Step 5: Lambda | Language Workshop

Complexity: Long

Jump to task

So far, we’ve implemented a basic evaluator that can compute arithmetical expressions and define new constants. But to have a truly general purpose functional programming language, we need functions!

In this step, we’ll go over the theory of lambdas, and discuss how they can be implemented in an environment based interpreter. By the end of this step, your interpreter will be able to run the following program:

(define factorial (n)
  (if (= n 0)
      1
      (* n (factorial (- n 1)))))

(factorial 6)

Parameterisation

What is a function?

You likely already have an intuitive understanding of what a function is. You’ve almost certainly been using them to implement your interpreter, for example! But we’ll need a concrete understanding of functions if we ever wish to implement them correctly.

Functions allow us to minimise code duplication, by abstracting over common behaviour. They do this by parameterising an expression by a value. For example, consider the following toy program which checks some Pythagorean triples:

(= (* 5 5) (+ (* 3 3) (* 4 4)))
(= (* 13 13) (+ (* 5 5) (* 12 12)))
(= (* 97 97) (+ (* 65 65) (* 72 72)))

This program is very repetitive. Each line is basically of the form (= (* a a) (+ (* b b) (* c c))), where a, b, and c are the numbers in the Pythagorean triple we want to check. We can retrieve the original program from this abstracted version simply by substituting values in for a, b, and c.
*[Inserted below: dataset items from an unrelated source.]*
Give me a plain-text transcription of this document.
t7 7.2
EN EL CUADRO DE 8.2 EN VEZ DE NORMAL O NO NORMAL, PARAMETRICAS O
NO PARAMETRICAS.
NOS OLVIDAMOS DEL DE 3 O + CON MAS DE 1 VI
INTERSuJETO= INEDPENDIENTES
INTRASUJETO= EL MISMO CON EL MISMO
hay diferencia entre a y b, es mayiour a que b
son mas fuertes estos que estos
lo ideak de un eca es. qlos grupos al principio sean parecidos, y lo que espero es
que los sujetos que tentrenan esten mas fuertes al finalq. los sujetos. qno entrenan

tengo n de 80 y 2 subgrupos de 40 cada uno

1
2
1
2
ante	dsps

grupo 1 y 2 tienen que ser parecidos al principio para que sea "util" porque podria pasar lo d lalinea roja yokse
Using this method to capture behaviour and abstract over values is known as function abstraction, and is a special form of a more general process known as parameterisation. Parameterisation is one of the core tools of programming language theory, as it allows us to work with entire (infinite!) families of programs at a time, rather than just specific arbitrary programs.

Functions as a language feature allow us to perform the function abstraction we just did above by hand inside of our programs mechanically. For example, we could write the above example on Pythagorean triples as:

(define square (n)
  (* n n))
(define check-pythagorean-triple (a b c)
  (= (square a) (+ (square b) (square c))))

(check-pythagorean-triple 5 3 4)
(check-pythagorean-triple 13 5 12)
(check-pythagorean-triple 97 65 72)

This version of the program has more lines of code, but I hope you’ll agree that it’s much easier to read!

The Lambda Calculus

So how can we represent function abstraction within our language?

Well, as mentioned above, functions are a language feature, which means we’ll need to add new primitives and eval rules.

There are many different ways to represent functions, but one method that is common amongst functional languages is to base your system on the lambda calculus. The lambda calculus was described in 1936 by Alonzo Church, and was shown to be a universal model of computation by the Church-Turing thesis. In short, the Church-Turing thesis says that any function that can be computed by a Turing machine can be computed via the lambda calculus, and vice versa.

You can find a detailed explanation of the lambda calculus in several of the courses taught in Edinburgh, namely Introduction to Theoretical Computer Science, and Types and Semantics of Programming Languages. We’ll skip over a lot the theory, and focus on what’s important for implementation. But if you find this step interesting, you should definitely consider taking these courses; there are very rich connections between the lambda calculus and the fields of logic, mathematics, category theory, and computation.

Here’s a minimal description of the (untyped) lambda calculus.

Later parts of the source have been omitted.